Deadlines and Cancellations — Senior¶

Reading the Source¶

The context package is small — under a thousand lines of Go — and worth reading line by line. We recap the key types here in pseudocode so we can reason about behavior without flipping back and forth.

The Empty Context¶

type emptyCtx int

func (*emptyCtx) Deadline() (time.Time, bool) { return time.Time{}, false }
func (*emptyCtx) Done() <-chan struct{}        { return nil }
func (*emptyCtx) Err() error                   { return nil }
func (*emptyCtx) Value(any) any                { return nil }

var (
    background = new(emptyCtx)
    todo       = new(emptyCtx)
)

Background() and TODO() return distinct pointers, but their behavior is identical. They differ only by String() output, used in error messages and fmt.

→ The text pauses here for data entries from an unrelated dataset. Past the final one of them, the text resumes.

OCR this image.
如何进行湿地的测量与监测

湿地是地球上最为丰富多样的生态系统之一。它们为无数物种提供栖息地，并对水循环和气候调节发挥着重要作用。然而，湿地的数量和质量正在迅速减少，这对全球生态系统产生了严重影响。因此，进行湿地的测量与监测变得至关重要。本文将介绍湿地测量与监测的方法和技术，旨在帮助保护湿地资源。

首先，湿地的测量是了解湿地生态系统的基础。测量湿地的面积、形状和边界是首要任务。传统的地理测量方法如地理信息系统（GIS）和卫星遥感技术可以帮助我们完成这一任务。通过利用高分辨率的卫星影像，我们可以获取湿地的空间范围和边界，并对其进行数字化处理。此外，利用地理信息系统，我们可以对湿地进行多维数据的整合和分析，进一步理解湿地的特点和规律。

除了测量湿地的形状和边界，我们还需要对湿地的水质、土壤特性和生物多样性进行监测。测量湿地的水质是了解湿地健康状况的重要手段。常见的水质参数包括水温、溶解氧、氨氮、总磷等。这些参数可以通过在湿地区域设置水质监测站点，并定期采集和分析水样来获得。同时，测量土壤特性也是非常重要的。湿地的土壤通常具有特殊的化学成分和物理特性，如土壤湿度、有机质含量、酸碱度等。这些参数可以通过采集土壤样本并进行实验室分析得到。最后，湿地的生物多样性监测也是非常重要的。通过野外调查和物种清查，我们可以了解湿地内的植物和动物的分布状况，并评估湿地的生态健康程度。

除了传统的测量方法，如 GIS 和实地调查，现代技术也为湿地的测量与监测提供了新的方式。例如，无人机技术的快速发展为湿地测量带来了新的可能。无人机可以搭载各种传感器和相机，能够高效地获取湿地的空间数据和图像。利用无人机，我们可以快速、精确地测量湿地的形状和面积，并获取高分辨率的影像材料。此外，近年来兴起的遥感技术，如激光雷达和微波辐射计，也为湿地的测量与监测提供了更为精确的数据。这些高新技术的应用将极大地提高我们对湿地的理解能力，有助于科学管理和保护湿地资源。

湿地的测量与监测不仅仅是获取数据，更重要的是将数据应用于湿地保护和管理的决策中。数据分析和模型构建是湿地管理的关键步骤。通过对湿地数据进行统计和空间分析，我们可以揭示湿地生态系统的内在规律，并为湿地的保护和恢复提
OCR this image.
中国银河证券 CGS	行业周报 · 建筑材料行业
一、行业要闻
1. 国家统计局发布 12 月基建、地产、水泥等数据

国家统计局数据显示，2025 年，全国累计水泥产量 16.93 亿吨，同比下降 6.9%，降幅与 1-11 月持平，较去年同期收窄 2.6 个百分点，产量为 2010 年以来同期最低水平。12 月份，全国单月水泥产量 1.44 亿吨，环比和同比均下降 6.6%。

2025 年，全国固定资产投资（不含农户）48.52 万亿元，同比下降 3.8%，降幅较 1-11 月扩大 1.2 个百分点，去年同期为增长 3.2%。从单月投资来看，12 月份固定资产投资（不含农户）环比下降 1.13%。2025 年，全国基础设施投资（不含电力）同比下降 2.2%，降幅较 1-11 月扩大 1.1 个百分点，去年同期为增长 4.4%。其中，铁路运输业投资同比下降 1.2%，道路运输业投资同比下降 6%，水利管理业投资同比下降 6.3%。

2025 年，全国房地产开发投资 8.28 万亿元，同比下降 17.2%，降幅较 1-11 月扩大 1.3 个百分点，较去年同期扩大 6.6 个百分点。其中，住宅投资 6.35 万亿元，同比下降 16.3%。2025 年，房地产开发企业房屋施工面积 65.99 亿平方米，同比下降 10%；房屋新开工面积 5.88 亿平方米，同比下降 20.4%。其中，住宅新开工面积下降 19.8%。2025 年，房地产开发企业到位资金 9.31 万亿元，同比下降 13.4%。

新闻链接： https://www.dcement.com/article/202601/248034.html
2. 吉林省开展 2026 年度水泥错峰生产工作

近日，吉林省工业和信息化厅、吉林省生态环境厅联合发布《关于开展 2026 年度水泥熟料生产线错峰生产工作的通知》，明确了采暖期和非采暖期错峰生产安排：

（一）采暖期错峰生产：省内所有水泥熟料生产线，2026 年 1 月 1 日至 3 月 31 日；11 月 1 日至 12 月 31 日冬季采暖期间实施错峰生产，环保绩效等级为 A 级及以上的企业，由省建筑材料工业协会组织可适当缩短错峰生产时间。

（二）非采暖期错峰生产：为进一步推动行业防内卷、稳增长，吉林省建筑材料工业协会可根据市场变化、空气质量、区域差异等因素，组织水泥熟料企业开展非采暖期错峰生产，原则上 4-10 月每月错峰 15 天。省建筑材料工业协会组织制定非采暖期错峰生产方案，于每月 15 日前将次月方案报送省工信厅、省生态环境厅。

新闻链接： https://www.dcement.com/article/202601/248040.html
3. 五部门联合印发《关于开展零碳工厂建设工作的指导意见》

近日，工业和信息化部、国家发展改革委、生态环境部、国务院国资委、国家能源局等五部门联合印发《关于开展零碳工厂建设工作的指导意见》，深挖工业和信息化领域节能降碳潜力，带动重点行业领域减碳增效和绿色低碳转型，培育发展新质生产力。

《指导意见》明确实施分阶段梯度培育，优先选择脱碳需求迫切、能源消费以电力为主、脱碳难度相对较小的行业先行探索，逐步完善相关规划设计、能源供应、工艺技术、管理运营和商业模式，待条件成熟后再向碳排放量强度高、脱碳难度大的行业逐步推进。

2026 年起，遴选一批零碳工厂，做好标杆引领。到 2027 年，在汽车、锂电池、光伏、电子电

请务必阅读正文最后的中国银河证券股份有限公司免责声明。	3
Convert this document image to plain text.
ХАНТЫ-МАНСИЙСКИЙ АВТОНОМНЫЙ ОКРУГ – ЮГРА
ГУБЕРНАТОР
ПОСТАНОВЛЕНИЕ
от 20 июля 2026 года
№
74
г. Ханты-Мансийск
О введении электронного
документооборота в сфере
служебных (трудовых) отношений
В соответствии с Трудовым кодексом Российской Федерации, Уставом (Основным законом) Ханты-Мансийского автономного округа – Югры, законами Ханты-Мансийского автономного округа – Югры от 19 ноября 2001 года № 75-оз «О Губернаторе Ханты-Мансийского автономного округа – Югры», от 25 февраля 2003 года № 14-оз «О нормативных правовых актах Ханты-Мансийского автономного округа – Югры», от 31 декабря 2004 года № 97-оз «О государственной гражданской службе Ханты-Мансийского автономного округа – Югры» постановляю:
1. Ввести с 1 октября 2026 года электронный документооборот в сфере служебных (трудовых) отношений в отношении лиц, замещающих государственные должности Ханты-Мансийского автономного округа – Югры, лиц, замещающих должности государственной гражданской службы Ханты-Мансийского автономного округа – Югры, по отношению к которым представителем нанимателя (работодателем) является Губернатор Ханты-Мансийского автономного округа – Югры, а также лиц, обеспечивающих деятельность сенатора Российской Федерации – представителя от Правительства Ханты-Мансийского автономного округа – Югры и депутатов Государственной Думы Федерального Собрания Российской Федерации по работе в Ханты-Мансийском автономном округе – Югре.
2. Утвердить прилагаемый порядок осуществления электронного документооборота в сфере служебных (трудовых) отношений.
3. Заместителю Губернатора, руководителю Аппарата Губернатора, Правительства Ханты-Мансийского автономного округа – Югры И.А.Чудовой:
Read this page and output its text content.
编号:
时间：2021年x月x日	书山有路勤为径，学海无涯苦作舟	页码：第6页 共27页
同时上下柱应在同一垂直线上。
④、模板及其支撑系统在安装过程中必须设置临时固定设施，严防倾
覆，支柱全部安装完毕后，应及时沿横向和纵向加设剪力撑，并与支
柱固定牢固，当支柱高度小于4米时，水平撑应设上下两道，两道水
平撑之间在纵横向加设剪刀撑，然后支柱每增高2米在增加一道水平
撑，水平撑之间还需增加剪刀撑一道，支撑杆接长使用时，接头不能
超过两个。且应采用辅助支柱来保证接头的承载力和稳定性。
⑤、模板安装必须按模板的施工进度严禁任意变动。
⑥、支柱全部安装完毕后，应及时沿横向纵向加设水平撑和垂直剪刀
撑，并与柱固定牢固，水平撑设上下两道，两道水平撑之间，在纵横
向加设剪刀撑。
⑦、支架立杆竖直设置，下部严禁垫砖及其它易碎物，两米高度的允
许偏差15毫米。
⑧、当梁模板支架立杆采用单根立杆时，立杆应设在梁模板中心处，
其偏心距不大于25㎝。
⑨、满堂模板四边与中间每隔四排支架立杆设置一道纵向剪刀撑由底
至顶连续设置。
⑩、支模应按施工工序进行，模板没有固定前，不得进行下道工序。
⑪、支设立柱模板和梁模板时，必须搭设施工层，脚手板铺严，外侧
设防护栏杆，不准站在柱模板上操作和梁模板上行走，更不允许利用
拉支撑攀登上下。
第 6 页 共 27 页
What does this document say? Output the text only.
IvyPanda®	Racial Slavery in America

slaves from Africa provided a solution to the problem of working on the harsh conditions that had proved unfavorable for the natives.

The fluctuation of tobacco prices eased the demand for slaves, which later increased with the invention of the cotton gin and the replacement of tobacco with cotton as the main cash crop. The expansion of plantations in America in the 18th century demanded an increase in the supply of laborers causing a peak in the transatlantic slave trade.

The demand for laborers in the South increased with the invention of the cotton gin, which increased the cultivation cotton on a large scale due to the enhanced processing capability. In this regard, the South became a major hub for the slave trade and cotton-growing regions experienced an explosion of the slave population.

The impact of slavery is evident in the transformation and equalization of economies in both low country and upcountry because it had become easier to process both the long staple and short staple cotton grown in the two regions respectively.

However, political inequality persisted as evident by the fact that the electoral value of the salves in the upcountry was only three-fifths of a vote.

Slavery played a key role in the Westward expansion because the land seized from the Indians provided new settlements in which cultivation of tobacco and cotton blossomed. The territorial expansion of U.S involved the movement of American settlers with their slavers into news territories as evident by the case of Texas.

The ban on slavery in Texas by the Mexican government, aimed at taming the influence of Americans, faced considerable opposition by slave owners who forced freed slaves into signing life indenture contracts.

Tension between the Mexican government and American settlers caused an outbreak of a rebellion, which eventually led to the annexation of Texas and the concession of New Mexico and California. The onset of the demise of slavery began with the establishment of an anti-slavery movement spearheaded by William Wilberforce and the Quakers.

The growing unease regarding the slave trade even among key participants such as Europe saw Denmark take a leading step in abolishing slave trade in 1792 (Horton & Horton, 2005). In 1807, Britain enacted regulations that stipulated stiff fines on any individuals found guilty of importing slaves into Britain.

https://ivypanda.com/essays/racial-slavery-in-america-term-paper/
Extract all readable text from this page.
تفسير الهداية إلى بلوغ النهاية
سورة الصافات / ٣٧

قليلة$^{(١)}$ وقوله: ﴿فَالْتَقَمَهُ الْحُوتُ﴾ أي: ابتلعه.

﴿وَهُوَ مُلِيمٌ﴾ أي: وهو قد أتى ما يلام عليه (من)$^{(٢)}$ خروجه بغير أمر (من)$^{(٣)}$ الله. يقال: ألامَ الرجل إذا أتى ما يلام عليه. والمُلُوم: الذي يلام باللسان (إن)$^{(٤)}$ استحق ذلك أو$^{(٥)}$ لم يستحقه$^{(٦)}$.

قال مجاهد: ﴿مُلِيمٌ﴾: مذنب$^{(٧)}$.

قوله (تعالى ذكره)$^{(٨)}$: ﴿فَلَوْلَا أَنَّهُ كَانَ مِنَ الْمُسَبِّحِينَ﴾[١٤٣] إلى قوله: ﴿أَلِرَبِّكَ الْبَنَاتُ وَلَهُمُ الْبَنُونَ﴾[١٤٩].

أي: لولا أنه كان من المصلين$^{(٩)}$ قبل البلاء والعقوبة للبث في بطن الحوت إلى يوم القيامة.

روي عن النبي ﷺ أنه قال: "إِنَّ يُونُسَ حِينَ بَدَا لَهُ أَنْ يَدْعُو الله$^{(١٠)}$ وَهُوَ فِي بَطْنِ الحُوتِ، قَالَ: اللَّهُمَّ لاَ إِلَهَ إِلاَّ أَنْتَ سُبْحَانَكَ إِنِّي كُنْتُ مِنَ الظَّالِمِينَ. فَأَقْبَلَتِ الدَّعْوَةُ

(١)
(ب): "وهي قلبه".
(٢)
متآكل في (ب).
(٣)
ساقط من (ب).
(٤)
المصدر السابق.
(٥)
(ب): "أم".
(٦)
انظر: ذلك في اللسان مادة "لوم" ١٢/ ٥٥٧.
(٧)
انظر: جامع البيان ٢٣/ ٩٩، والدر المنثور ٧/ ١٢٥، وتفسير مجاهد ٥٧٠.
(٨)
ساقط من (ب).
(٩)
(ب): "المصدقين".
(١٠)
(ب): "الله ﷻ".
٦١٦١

The crucial property: Done() returns nil. A nil channel blocks forever in a select. That is exactly what you want — if there is no cancellation, the case never fires.

cancelCtx — The Heart¶

type cancelCtx struct {
    Context // embedded parent

    mu       sync.Mutex
    done     atomic.Value     // chan struct{}, lazily initialized
    children map[canceler]struct{}
    err      error            // set under mu
    cause    error            // since Go 1.20
}

Notable design decisions:

done is lazy. The channel is only allocated on first call to Done(). Many requests never spawn a goroutine that selects on Done; their cancelCtx never allocates the channel.
children is also lazy. Only allocated when a new derived cancelable child registers.
One mutex. Everything mutating state (cancel, deregister, propagate) holds mu.

The cancel method is the load-bearing function:

func (c *cancelCtx) cancel(removeFromParent bool, err, cause error) {
    c.mu.Lock()
    if c.err != nil { // already cancelled
        c.mu.Unlock()
        return
    }
    c.err = err
    c.cause = cause
    d, _ := c.done.Load().(chan struct{})
    if d == nil {
        c.done.Store(closedchan) // sentinel pre-closed channel
    } else {
        close(d)
    }
    for child := range c.children {
        child.cancel(false, err, cause) // cascade
    }
    c.children = nil
    c.mu.Unlock()

    if removeFromParent {
        removeChild(c.Context, c)
    }
}

Key observations:

First-write wins — only the first cancellation sets err/cause.
Cascade is depth-first while holding c.mu. Children's cancels happen synchronously.
removeFromParent is false in cascade because we're already locking everything; we set children = nil so memory drops.
closedchan is a global sentinel. If Done() is never called before cancel, we don't need to allocate a channel — we just hand out the pre-closed singleton.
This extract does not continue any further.